[Pyrex] array.array vs long ints for bit vectors

Sun Oct 30 10:55:05 CET 2005

Nitin Madnani wrote:
> Hi Guys
> 
> I am planning to use a bit vector as a member of an extension type.

For a start, what operations do you want to perform on this "bit vector"?

Let's assume at the very least it should have get/set like a list, but 
contained objects are restrained to belong to set([0, 1]).

Maybe it should also support something like this:

three = Bitvector([1, 1,])
six = Bitvector([ 0, 1, 1])
seven = Bitvector([1, 1, 1])
two = Bitvector([0, 1])
assert three | six == seven
assert three & six == two

Which operations are required only inside the extension, and which 
operations need to be exposed to the user of the extension?

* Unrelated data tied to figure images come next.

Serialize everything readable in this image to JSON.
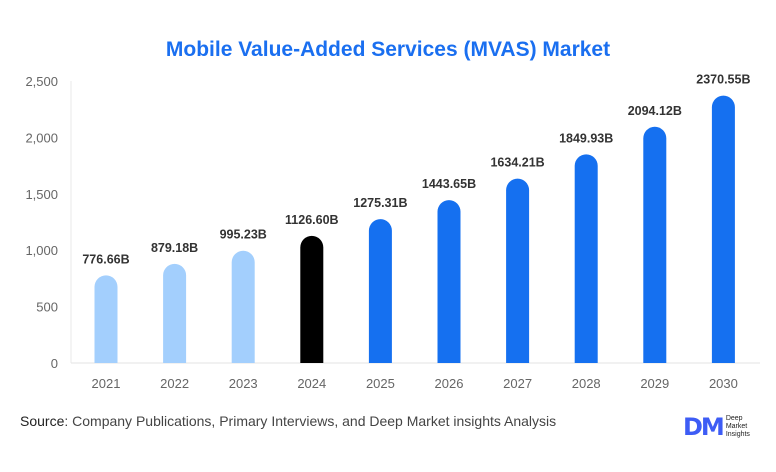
{
  "chart_data": {
    "type": "bar",
    "title": "Mobile Value-Added Services (MVAS) Market",
    "categories": [
      "2021",
      "2022",
      "2023",
      "2024",
      "2025",
      "2026",
      "2027",
      "2028",
      "2029",
      "2030"
    ],
    "values": [
      776.66,
      879.18,
      995.23,
      1126.6,
      1275.31,
      1443.65,
      1634.21,
      1849.93,
      2094.12,
      2370.55
    ],
    "data_labels": [
      "776.66B",
      "879.18B",
      "995.23B",
      "1126.60B",
      "1275.31B",
      "1443.65B",
      "1634.21B",
      "1849.93B",
      "2094.12B",
      "2370.55B"
    ],
    "yticks": [
      "0",
      "500",
      "1,000",
      "1,500",
      "2,000",
      "2,500"
    ],
    "ylim": [
      0,
      2500
    ],
    "grid": false,
    "colors": {
      "historical": "#a3cffd",
      "base_year": "#000000",
      "forecast": "#1570f0",
      "title": "#1a6ff0"
    }
  },
  "footer": {
    "source_label": "Source",
    "source_text": ": Company Publications, Primary Interviews, and Deep Market insights Analysis",
    "logo_mark": "DM",
    "logo_text": [
      "Deep",
      "Market",
      "Insights"
    ]
  }
}
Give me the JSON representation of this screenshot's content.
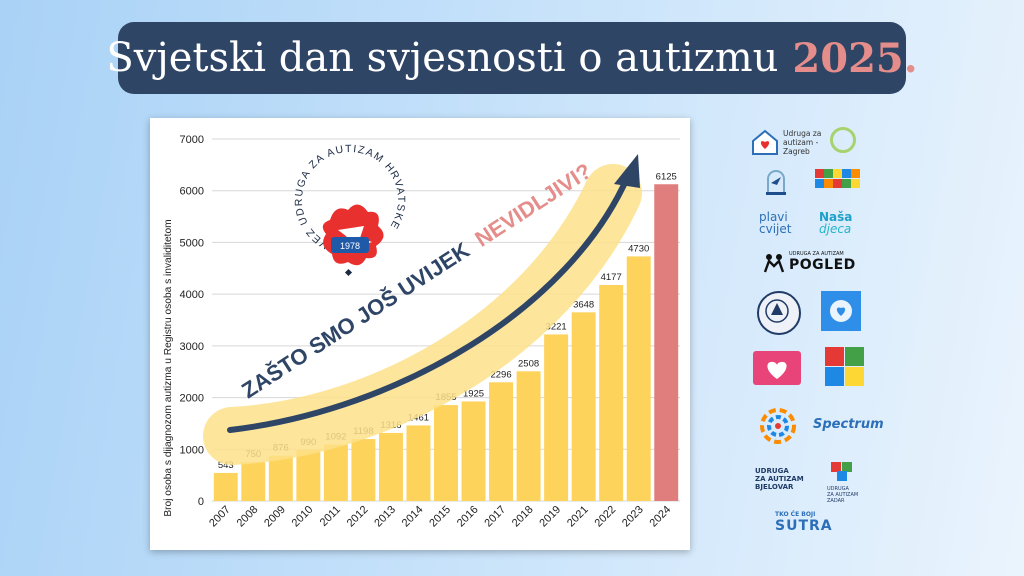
{
  "header": {
    "title_main": "Svjetski dan svjesnosti o autizmu",
    "title_year": "2025."
  },
  "chart_data": {
    "type": "bar",
    "ylabel": "Broj osoba s dijagnozom autizma u Registru osoba s invaliditetom",
    "categories": [
      "2007",
      "2008",
      "2009",
      "2010",
      "2011",
      "2012",
      "2013",
      "2014",
      "2015",
      "2016",
      "2017",
      "2018",
      "2019",
      "2021",
      "2022",
      "2023",
      "2024"
    ],
    "values": [
      543,
      750,
      876,
      990,
      1092,
      1198,
      1316,
      1461,
      1855,
      1925,
      2296,
      2508,
      3221,
      3648,
      4177,
      4730,
      6125
    ],
    "ylim": [
      0,
      7000
    ],
    "yticks": [
      0,
      1000,
      2000,
      3000,
      4000,
      5000,
      6000,
      7000
    ],
    "grid": true,
    "bar_color": "#fdd35b",
    "highlight_color": "#e07e7d",
    "highlight_index": 16,
    "annotation": {
      "text_main": "ZAŠTO SMO JOŠ UVIJEK",
      "text_highlight": "NEVIDLJIVI?",
      "color": "#2f4566",
      "highlight_text_color": "#e58d8a",
      "band_color": "#fde089"
    },
    "logo": {
      "ring_text": "SAVEZ UDRUGA ZA AUTIZAM HRVATSKE",
      "year": "1978"
    }
  },
  "logos": [
    {
      "name": "udruga-za-autizam-zagreb-logo",
      "lines": [
        "Udruga za",
        "autizam -",
        "Zagreb"
      ]
    },
    {
      "name": "plavi-cvijet-logo",
      "lines": [
        "plavi",
        "cvijet"
      ]
    },
    {
      "name": "nasa-djeca-logo",
      "lines": [
        "Naša",
        "djeca"
      ]
    },
    {
      "name": "pogled-logo",
      "small": "UDRUGA ZA AUTIZAM",
      "text": "POGLED"
    },
    {
      "name": "spectrum-logo",
      "text": "Spectrum"
    },
    {
      "name": "udruga-bjelovar-logo",
      "lines": [
        "UDRUGA",
        "ZA AUTIZAM",
        "BJELOVAR"
      ]
    },
    {
      "name": "udruga-zadar-logo",
      "lines": [
        "UDRUGA",
        "ZA AUTIZAM ZADAR"
      ]
    },
    {
      "name": "tko-ce-boji-sutra-logo",
      "top": "TKO ĆE BOJI",
      "text": "SUTRA"
    }
  ],
  "colors": {
    "title_bg": "#2f4566",
    "year_accent": "#e58d8a"
  }
}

> I first thought that I can easily do this by just using a long int for  
> the vector but then I realized that I would like the bit vector to  grow 
> only to the size needed (which would be defined by an argument  to the 
> __init__ method of the type.

"grow" and "needed" are a little contradictory. Do you want an *exact* 
size, so that you can do this:

zero = Bitvector(size=20, contents=[0])
all_ones = ~zero

and know exactly how long the result will be?

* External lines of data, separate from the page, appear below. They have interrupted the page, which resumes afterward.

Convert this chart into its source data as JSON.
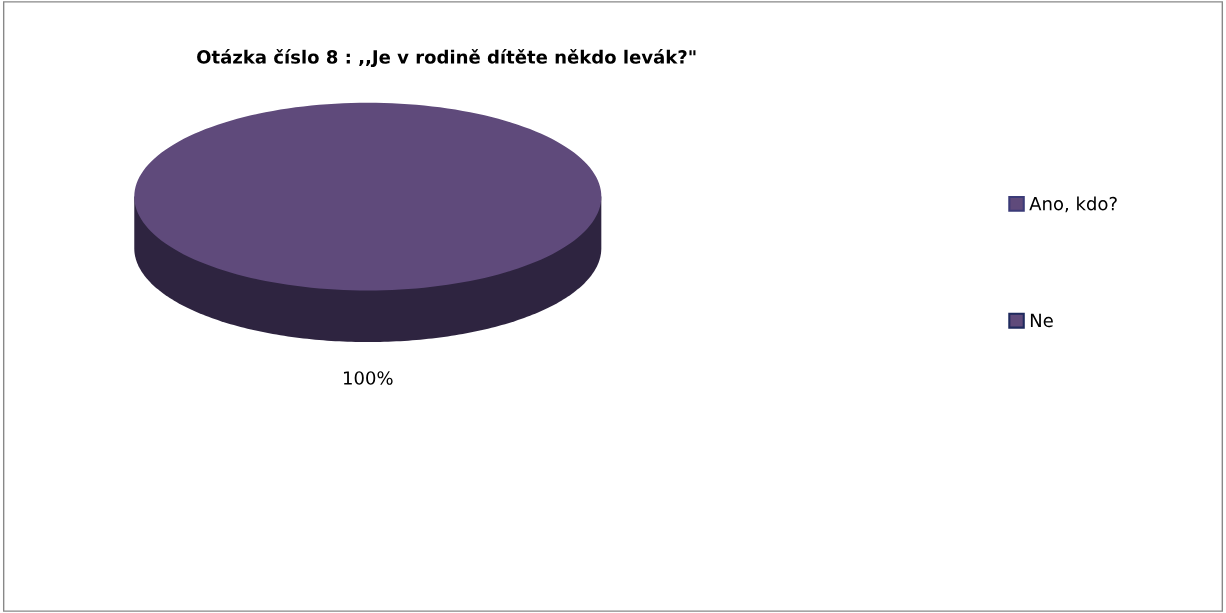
{
  "chart_data": {
    "type": "pie",
    "title": "Otázka číslo 8 : ,,Je v rodině dítěte někdo levák?\"",
    "categories": [
      "Ano, kdo?",
      "Ne"
    ],
    "values": [
      0,
      100
    ],
    "colors": [
      "#5f4a7b",
      "#5f4a7b"
    ],
    "value_labels": [
      null,
      "100%"
    ],
    "legend": "right"
  }
}
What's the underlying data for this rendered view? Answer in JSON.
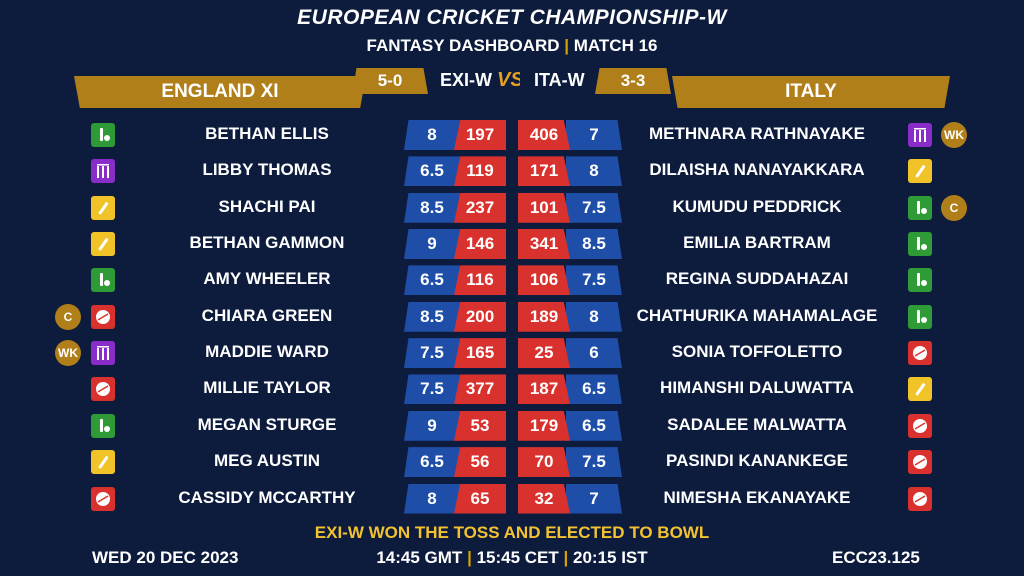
{
  "header": {
    "title": "EUROPEAN CRICKET CHAMPIONSHIP-W",
    "subtitle_left": "FANTASY DASHBOARD",
    "subtitle_sep": "|",
    "subtitle_right": "MATCH 16"
  },
  "match": {
    "team_left": "ENGLAND XI",
    "team_right": "ITALY",
    "code_left": "EXI-W",
    "code_right": "ITA-W",
    "score_left": "5-0",
    "score_right": "3-3",
    "vs": "VS"
  },
  "colors": {
    "background": "#0d1b3d",
    "gold": "#b07f1a",
    "credit_blue": "#1f4ea8",
    "points_red": "#d9322e",
    "batter_yellow": "#f0c428",
    "allrounder_green": "#2e9b36",
    "keeper_purple": "#8a2cc9"
  },
  "left_players": [
    {
      "name": "BETHAN ELLIS",
      "role": "allrounder-icon",
      "credit": "8",
      "points": "197",
      "tag": ""
    },
    {
      "name": "LIBBY THOMAS",
      "role": "wicketkeeper-icon",
      "credit": "6.5",
      "points": "119",
      "tag": ""
    },
    {
      "name": "SHACHI PAI",
      "role": "batter-icon",
      "credit": "8.5",
      "points": "237",
      "tag": ""
    },
    {
      "name": "BETHAN GAMMON",
      "role": "batter-icon",
      "credit": "9",
      "points": "146",
      "tag": ""
    },
    {
      "name": "AMY WHEELER",
      "role": "allrounder-icon",
      "credit": "6.5",
      "points": "116",
      "tag": ""
    },
    {
      "name": "CHIARA GREEN",
      "role": "bowler-icon",
      "credit": "8.5",
      "points": "200",
      "tag": "C"
    },
    {
      "name": "MADDIE WARD",
      "role": "wicketkeeper-icon",
      "credit": "7.5",
      "points": "165",
      "tag": "WK"
    },
    {
      "name": "MILLIE TAYLOR",
      "role": "bowler-icon",
      "credit": "7.5",
      "points": "377",
      "tag": ""
    },
    {
      "name": "MEGAN STURGE",
      "role": "allrounder-icon",
      "credit": "9",
      "points": "53",
      "tag": ""
    },
    {
      "name": "MEG AUSTIN",
      "role": "batter-icon",
      "credit": "6.5",
      "points": "56",
      "tag": ""
    },
    {
      "name": "CASSIDY MCCARTHY",
      "role": "bowler-icon",
      "credit": "8",
      "points": "65",
      "tag": ""
    }
  ],
  "right_players": [
    {
      "name": "METHNARA RATHNAYAKE",
      "role": "wicketkeeper-icon",
      "credit": "7",
      "points": "406",
      "tag": "WK"
    },
    {
      "name": "DILAISHA NANAYAKKARA",
      "role": "batter-icon",
      "credit": "8",
      "points": "171",
      "tag": ""
    },
    {
      "name": "KUMUDU PEDDRICK",
      "role": "allrounder-icon",
      "credit": "7.5",
      "points": "101",
      "tag": "C"
    },
    {
      "name": "EMILIA BARTRAM",
      "role": "allrounder-icon",
      "credit": "8.5",
      "points": "341",
      "tag": ""
    },
    {
      "name": "REGINA SUDDAHAZAI",
      "role": "allrounder-icon",
      "credit": "7.5",
      "points": "106",
      "tag": ""
    },
    {
      "name": "CHATHURIKA MAHAMALAGE",
      "role": "allrounder-icon",
      "credit": "8",
      "points": "189",
      "tag": ""
    },
    {
      "name": "SONIA TOFFOLETTO",
      "role": "bowler-icon",
      "credit": "6",
      "points": "25",
      "tag": ""
    },
    {
      "name": "HIMANSHI DALUWATTA",
      "role": "batter-icon",
      "credit": "6.5",
      "points": "187",
      "tag": ""
    },
    {
      "name": "SADALEE MALWATTA",
      "role": "bowler-icon",
      "credit": "6.5",
      "points": "179",
      "tag": ""
    },
    {
      "name": "PASINDI KANANKEGE",
      "role": "bowler-icon",
      "credit": "7.5",
      "points": "70",
      "tag": ""
    },
    {
      "name": "NIMESHA EKANAYAKE",
      "role": "bowler-icon",
      "credit": "7",
      "points": "32",
      "tag": ""
    }
  ],
  "footer": {
    "toss": "EXI-W WON THE TOSS AND ELECTED TO BOWL",
    "date": "WED 20 DEC 2023",
    "time_gmt": "14:45 GMT",
    "time_cet": "15:45 CET",
    "time_ist": "20:15 IST",
    "time_sep": "|",
    "code": "ECC23.125"
  }
}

What makes you think a long int would grow unconscionably longer than 
needed? How long is your longest map going to be? In any case, just 
think int, which morphs seamlessly into long as and when required. A 
20-bit map would fit into an int.

Another thing to worth contemplating: given the amount of going-over by 
Tim Peters that the long int code has had, if long ints waste more 
memory on leading zeroes than n bits [where n is < 32 and could be 
determined by inspecting the code], then the end of the world is nigh.

> So, then I remembered the 'array'  module 
> but then this would also store each bit as a byte (according  to the 
> python documentation). So, if I had a 20-bit map, 'array'  would take 
>  >20 bytes to store this bitmap (only the buffer would be  20 bytes) ?

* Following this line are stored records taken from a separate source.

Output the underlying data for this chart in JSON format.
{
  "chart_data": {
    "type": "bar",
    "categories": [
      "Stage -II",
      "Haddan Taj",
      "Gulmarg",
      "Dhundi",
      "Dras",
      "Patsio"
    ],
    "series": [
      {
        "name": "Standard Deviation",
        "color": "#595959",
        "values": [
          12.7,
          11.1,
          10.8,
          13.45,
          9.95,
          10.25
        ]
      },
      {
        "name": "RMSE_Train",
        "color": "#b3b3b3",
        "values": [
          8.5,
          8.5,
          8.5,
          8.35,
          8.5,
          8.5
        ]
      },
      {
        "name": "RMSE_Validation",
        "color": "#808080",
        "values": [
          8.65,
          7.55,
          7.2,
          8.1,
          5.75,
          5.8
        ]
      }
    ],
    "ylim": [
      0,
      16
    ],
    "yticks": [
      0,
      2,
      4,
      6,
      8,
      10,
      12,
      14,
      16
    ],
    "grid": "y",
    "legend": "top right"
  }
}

"This" wouldn't be doing the storing. *You* would be [mis]using a byte 
array as a bit array.

> I have also read that a long int also comes with a bit of  baggage.

*Every* type necessarily has more than one bit of baggage. [Sorry; the 
cheer squad was hollerin' "Pun! Pun! Pun!"]

> 
> So, is there no other memory-efficient option other than to write an  
> extension myself?

What language would you write it in? C? If so, think how you would pack 
the bits into the elements of a C byte array, and then think how you 
could use the elements of a Python array.array('B', .....) instead. Then 
think how much easier it would be to write it in Pyrex.

> However, I am guessing whatever I come up with  would 
> be slower compared to the both long ints and arrays.

Not necessarily. Such guesses can be wildly wrong.

> So, should  I just 
> bite the bullet and live with the wasted memory ?

*If* you can live with it. How many bitvector instances will you have? 
How long will each be? How much memory will be wasted by which 
implementation? How much memory do you have, anyway? The cost ratio of 
(say) 256MB of memory to a contract developer's hourly rate is what?

> 
> 
> Thanks !
> Nitin
> 
> PS: I know this question is sort of out of place here but since I am  
> planning to use it in Pyrex, I wanted to ask it here. I also know  
> little about either long ints or the 'array' module, so please  correct 
> me if I am being completely naive.

Correct yourself; RTF source code. That's one of the big advantages of 
open source software. You get to stand on the shoulders of giants, like 
the afore-mentioned timbot.

Cheers,
John